Build more graceful higher order LMs.

* Implement the `InterpolationLM` -- this is like the previous LM, except when scoring and generating it takes in an optional list of interpolants $\lambda_i$
  * NOTE: All interpolants should be 0 < $\lambda_i$ < 1 and should sum to 1
  * The interpolants should be used such that all LMs or order 1 to $n$ are used to provide probabilities, such that $Pr_{interp}(w_i | w_{i-1}...w_0) = \lambda_1 Pr(w) + \lambda_2 Pr(w|w_{i-1}) + ... $
* Implement the `BackOffLM` -- this is like the previous LMs, except the various orders are used in decreasing order -- i.e. given an order 3 `BackOffLM` the trigram model is tried first, then the bigram if the context is missing from the trigram, etc.



In [None]:

class InterpolationLM(NGramLM):
  def __init__(self,texts,n,vocabulary):
    raise NotImplementedError("STEP 5: Initialize the Interpolation LM")
 
  def generate_text(self, length,interpolants,prompt=[]):
    raise NotImplementedError("STEP 5: Given a prompt (a list of strings) generate length number of strings -- return a list containing all of the text (prompt + generated) ")

  def score_text(self,text,interpolants):
    raise NotImplementedError("STEP 5: Given a text, return the perplexity of that text ")

for interpolants in [[1/3, 1/3, 1/3],[0.1,0.2,0.7],[0.7,0.2,0.1]]:
  print(f'Interpolants = {interpolants}')
  lm = InterpolationLM(texts,3,vocabulary)

  print(' '.join(lm.generate_text(20,interpolants)))
  print(' '.join(lm.generate_text(20,interpolants,['palm', 'to'])))

  print(lm.score_text(['IBM','announced','today','that','they','will','be','buying','Google'],interpolants))
  print(lm.score_text(['palm', 'to', 'palm', 'is', 'holy', 'palmers'],interpolants))
  print(lm.score_text(['what','do','you','say','to','that','Hamlet'],interpolants))

In [None]:

class BackOffLM(NGramLM):
  def __init__(self,texts,n,vocabulary):
    raise NotImplementedError("STEP 5b: Initialize the Backoff LM")
 
  def generate_text(self, length,prompt=[]):
    raise NotImplementedError("STEP 5b: Given a prompt (a list of strings) generate length number of strings -- return a list containing all of the text (prompt + generated) ")

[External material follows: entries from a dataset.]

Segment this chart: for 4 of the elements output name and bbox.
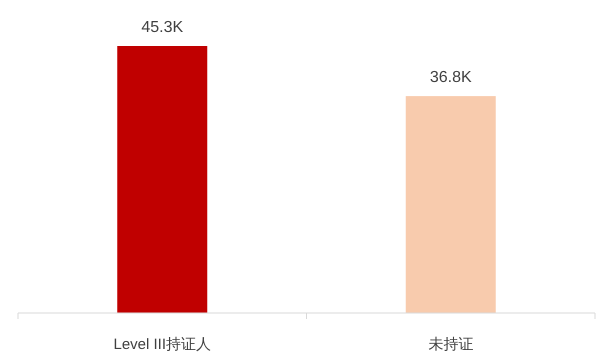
x-tick-label: 未持证 [428, 336, 474, 353]
data-label: 45.3K [141, 19, 184, 36]
x-tick-label: Level III持证人 [113, 336, 212, 353]
data-label: 36.8K [430, 69, 472, 86]
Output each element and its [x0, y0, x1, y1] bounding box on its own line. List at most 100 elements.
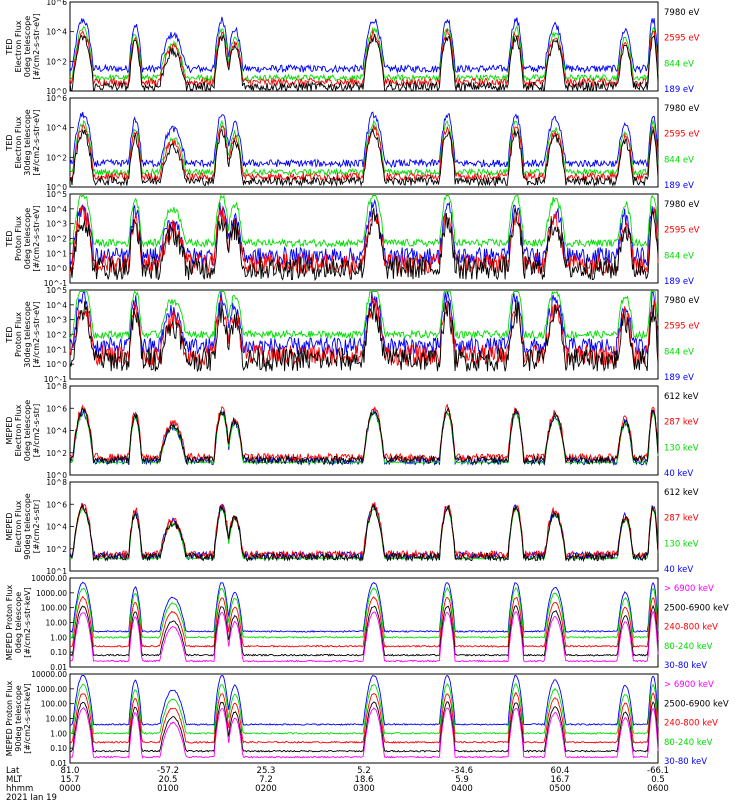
legend-label: 612 keV	[664, 488, 699, 498]
legend-label: 30-80 keV	[664, 757, 707, 767]
y-tick-label: 10^1	[46, 345, 67, 354]
y-tick-label: 10^2	[46, 57, 67, 66]
y-tick-label: 1000.00	[36, 685, 67, 694]
y-tick-label: 10^4	[46, 427, 67, 436]
y-tick-label: 10^1	[46, 249, 67, 258]
y-axis-title: 90deg telescope	[14, 685, 23, 752]
y-tick-label: 10^2	[46, 449, 67, 458]
legend-label: 7980 eV	[664, 104, 700, 114]
x-tick-label: 16.7	[551, 775, 570, 785]
panel-4: 10^5 10^4 10^3 10^2 10^1 10^0 10^-1 TED Proton F…	[5, 286, 700, 384]
y-axis-title: 0deg telescope	[14, 592, 23, 653]
y-tick-label: 10^-1	[44, 279, 68, 288]
x-tick-label: 0300	[353, 784, 375, 794]
series-line	[69, 682, 659, 735]
panel-1: 10^6 10^4 10^2 10^0 TED Electron Flux 0deg tel…	[5, 0, 700, 96]
legend-label: 287 keV	[664, 514, 699, 524]
legend-label: 844 eV	[664, 155, 694, 165]
series-line	[69, 701, 659, 753]
panel-8: 10000.00 1000.00 100.00 10.00 1.00 0.10 0.01 ME…	[5, 670, 729, 768]
legend-label: 612 keV	[664, 392, 699, 402]
y-axis-title: [#/cm2-s-str-eV]	[32, 13, 41, 79]
y-axis-title: MEPED Proton Flux	[5, 584, 14, 660]
x-tick-label: -57.2	[157, 766, 179, 776]
x-row-label: Lat	[6, 766, 20, 776]
y-tick-label: 1.00	[50, 729, 67, 738]
y-tick-label: 10^1	[46, 567, 67, 576]
y-tick-label: 10^4	[46, 124, 67, 133]
series-line	[69, 503, 659, 563]
y-tick-label: 10^3	[46, 220, 67, 229]
panel-2: 10^6 10^4 10^2 10^0 TED Electron Flux 30deg te…	[5, 94, 700, 192]
y-axis-title: TED	[5, 38, 14, 55]
legend-label: 189 eV	[664, 181, 694, 191]
y-tick-label: 10^2	[46, 331, 67, 340]
legend-label: 80-240 keV	[664, 642, 713, 652]
y-axis-title: MEPED	[5, 513, 14, 541]
series-line	[69, 111, 659, 169]
y-axis-title: Proton Flux	[14, 312, 23, 357]
y-tick-label: 10^5	[46, 286, 67, 295]
series-line	[69, 127, 659, 188]
x-tick-label: 5.2	[357, 766, 371, 776]
y-tick-label: 10^8	[46, 478, 67, 487]
y-axis-title: [#/cm2-s-str]	[32, 404, 41, 457]
legend-label: 844 eV	[664, 251, 694, 261]
y-axis-title: Electron Flux	[14, 500, 23, 552]
series-line	[69, 586, 659, 639]
legend-label: 189 eV	[664, 85, 694, 95]
y-tick-label: 10.00	[46, 715, 68, 724]
y-tick-label: 10^6	[46, 0, 67, 7]
series-line	[69, 691, 659, 744]
y-axis-title: 30deg telescope	[23, 109, 32, 176]
x-tick-label: 15.7	[61, 775, 80, 785]
y-axis-title: Electron Flux	[14, 20, 23, 72]
y-tick-label: 0.01	[50, 663, 67, 672]
legend-label: 844 eV	[664, 347, 694, 357]
panel-5: 10^8 10^6 10^4 10^2 10^0 MEPED Electron Flux 0d…	[5, 382, 699, 480]
y-tick-label: 10^0	[46, 471, 67, 480]
y-axis-title: 30deg telescope	[23, 301, 32, 368]
y-tick-label: 10^4	[46, 301, 67, 310]
x-tick-label: 5.9	[455, 775, 469, 785]
y-axis-title: TED	[5, 134, 14, 151]
panel-frame	[69, 1, 659, 92]
x-tick-label: 0500	[549, 784, 571, 794]
y-tick-label: 0.10	[50, 648, 67, 657]
x-tick-label: 18.6	[355, 775, 374, 785]
y-tick-label: 100.00	[41, 700, 67, 709]
y-tick-label: 0.01	[50, 759, 67, 768]
y-tick-label: 100.00	[41, 604, 67, 613]
legend-label: 2500-6900 keV	[664, 699, 729, 709]
y-tick-label: 10^2	[46, 153, 67, 162]
legend-label: 287 keV	[664, 418, 699, 428]
y-axis-title: 0deg telescope	[23, 400, 32, 461]
legend-label: 30-80 keV	[664, 661, 707, 671]
panel-frame	[69, 97, 659, 188]
y-axis-title: Electron Flux	[14, 404, 23, 456]
series-line	[69, 204, 659, 276]
series-line	[69, 595, 659, 649]
y-tick-label: 10^4	[46, 205, 67, 214]
y-axis-title: TED	[5, 326, 14, 343]
y-tick-label: 10^0	[46, 87, 67, 96]
series-line	[69, 16, 659, 74]
y-tick-label: 10^3	[46, 316, 67, 325]
y-tick-label: 10000.00	[31, 574, 67, 583]
x-row-label: hhmm	[6, 784, 33, 794]
legend-label: 130 keV	[664, 539, 699, 549]
series-line	[69, 194, 659, 249]
series-line	[69, 604, 659, 657]
panel-7: 10000.00 1000.00 100.00 10.00 1.00 0.10 0.01 ME…	[5, 574, 729, 672]
y-tick-label: 10^2	[46, 545, 67, 554]
y-axis-title: [#/cm2-s-str]	[32, 500, 41, 553]
legend-label: 7980 eV	[664, 200, 700, 210]
y-axis-title: 0deg telescope	[23, 16, 32, 77]
series-line	[69, 124, 659, 182]
legend-label: 240-800 keV	[664, 719, 718, 729]
y-tick-label: 10^2	[46, 235, 67, 244]
series-line	[69, 198, 659, 267]
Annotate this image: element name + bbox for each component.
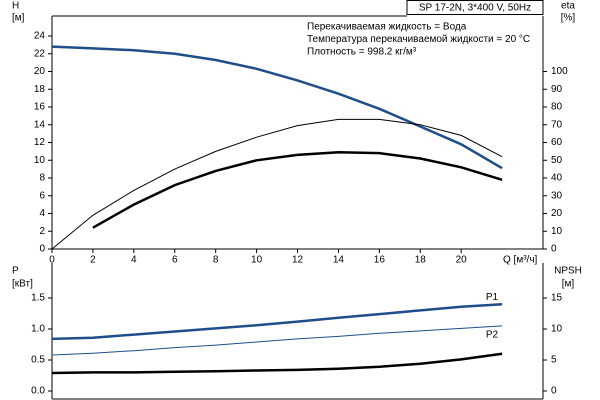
x-tick-label: 2 (90, 255, 96, 266)
x-tick-label: 14 (333, 255, 345, 266)
y-axis-label: H (12, 1, 19, 12)
series-line (92, 151, 503, 229)
annotation: Температура перекачиваемой жидкости = 20… (307, 34, 530, 45)
series-label: P1 (486, 292, 499, 303)
x-tick-label: 4 (131, 255, 137, 266)
series-line (51, 325, 503, 356)
y-axis-label: [м] (12, 13, 25, 24)
y-axis-label: [кВт] (12, 279, 33, 290)
y2-tick-label: 20 (551, 208, 563, 219)
y2-tick-label: 40 (551, 173, 563, 184)
series-line (51, 352, 503, 375)
series-label: P2 (486, 330, 499, 341)
x-tick-label: 20 (456, 255, 468, 266)
chart-title: SP 17-2N, 3*400 V, 50Hz (419, 3, 531, 14)
y-tick-label: 24 (34, 31, 46, 42)
x-tick-label: 16 (374, 255, 386, 266)
y-tick-label: 14 (34, 119, 46, 130)
y2-tick-label: 90 (551, 84, 563, 95)
y-tick-label: 22 (34, 48, 46, 59)
y-axis-label: P (12, 266, 19, 277)
annotation: Плотность = 998.2 кг/м³ (307, 47, 417, 58)
y2-tick-label: 10 (551, 226, 563, 237)
y2-tick-label: 50 (551, 155, 563, 166)
y2-tick-label: 0 (551, 386, 557, 397)
y2-axis-label: eta (561, 1, 575, 12)
y2-tick-label: 80 (551, 102, 563, 113)
y-tick-label: 20 (34, 66, 46, 77)
y-tick-label: 0.0 (31, 386, 45, 397)
y2-axis-label: [м] (562, 279, 575, 290)
x-tick-label: 18 (415, 255, 427, 266)
y-tick-label: 0.5 (31, 355, 45, 366)
y-tick-label: 0 (39, 244, 45, 255)
series-line (51, 118, 503, 250)
series-line (51, 302, 503, 341)
y-tick-label: 10 (34, 155, 46, 166)
y-tick-label: 16 (34, 102, 46, 113)
annotation: Перекачиваемая жидкость = Вода (307, 22, 467, 33)
y2-tick-label: 30 (551, 190, 563, 201)
x-tick-label: 8 (213, 255, 219, 266)
y-tick-label: 6 (39, 190, 45, 201)
y2-axis-label: NPSH (554, 266, 582, 277)
y-tick-label: 2 (39, 226, 45, 237)
y2-tick-label: 0 (551, 244, 557, 255)
y2-tick-label: 10 (551, 324, 563, 335)
y-tick-label: 1.5 (31, 293, 45, 304)
y-tick-label: 8 (39, 173, 45, 184)
y2-tick-label: 70 (551, 119, 563, 130)
y2-tick-label: 5 (551, 355, 557, 366)
x-tick-label: 12 (292, 255, 304, 266)
x-tick-label: 10 (251, 255, 263, 266)
y2-tick-label: 15 (551, 293, 563, 304)
x-tick-label: 0 (49, 255, 55, 266)
y-tick-label: 4 (39, 208, 45, 219)
x-tick-label: 6 (172, 255, 178, 266)
y2-tick-label: 60 (551, 137, 563, 148)
y2-tick-label: 100 (551, 66, 568, 77)
y-tick-label: 18 (34, 84, 46, 95)
y-tick-label: 1.0 (31, 324, 45, 335)
y2-axis-label: [%] (561, 13, 576, 24)
y-tick-label: 12 (34, 137, 46, 148)
x-axis-label: Q [м³/ч] (503, 255, 538, 266)
series-line (51, 45, 503, 170)
title-box (406, 0, 544, 15)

  def score_text(self,text):
    raise NotImplementedError("STEP 5b: Given a text, return the perplexity of that text ")

lm = BackOffLM(texts,3,vocabulary)

print(' '.join(lm.generate_text(20)))
print(' '.join(lm.generate_text(20,['palm', 'to'])))

print(lm.score_text(['IBM','announced','today','that','they','will','be','buying','Google']))
print(lm.score_text(['palm', 'to', 'palm', 'is', 'holy', 'palmers']))
print(lm.score_text(['what','do','you','say','to','that','Hamlet']))

### Closing Questions:  Compare the different LMs -- 
* #### Which models have the lowest perplexity? 
* #### Which models make a tradeoff for low perplexity in some cases and high in others?  
* #### Which model would you choose  to use?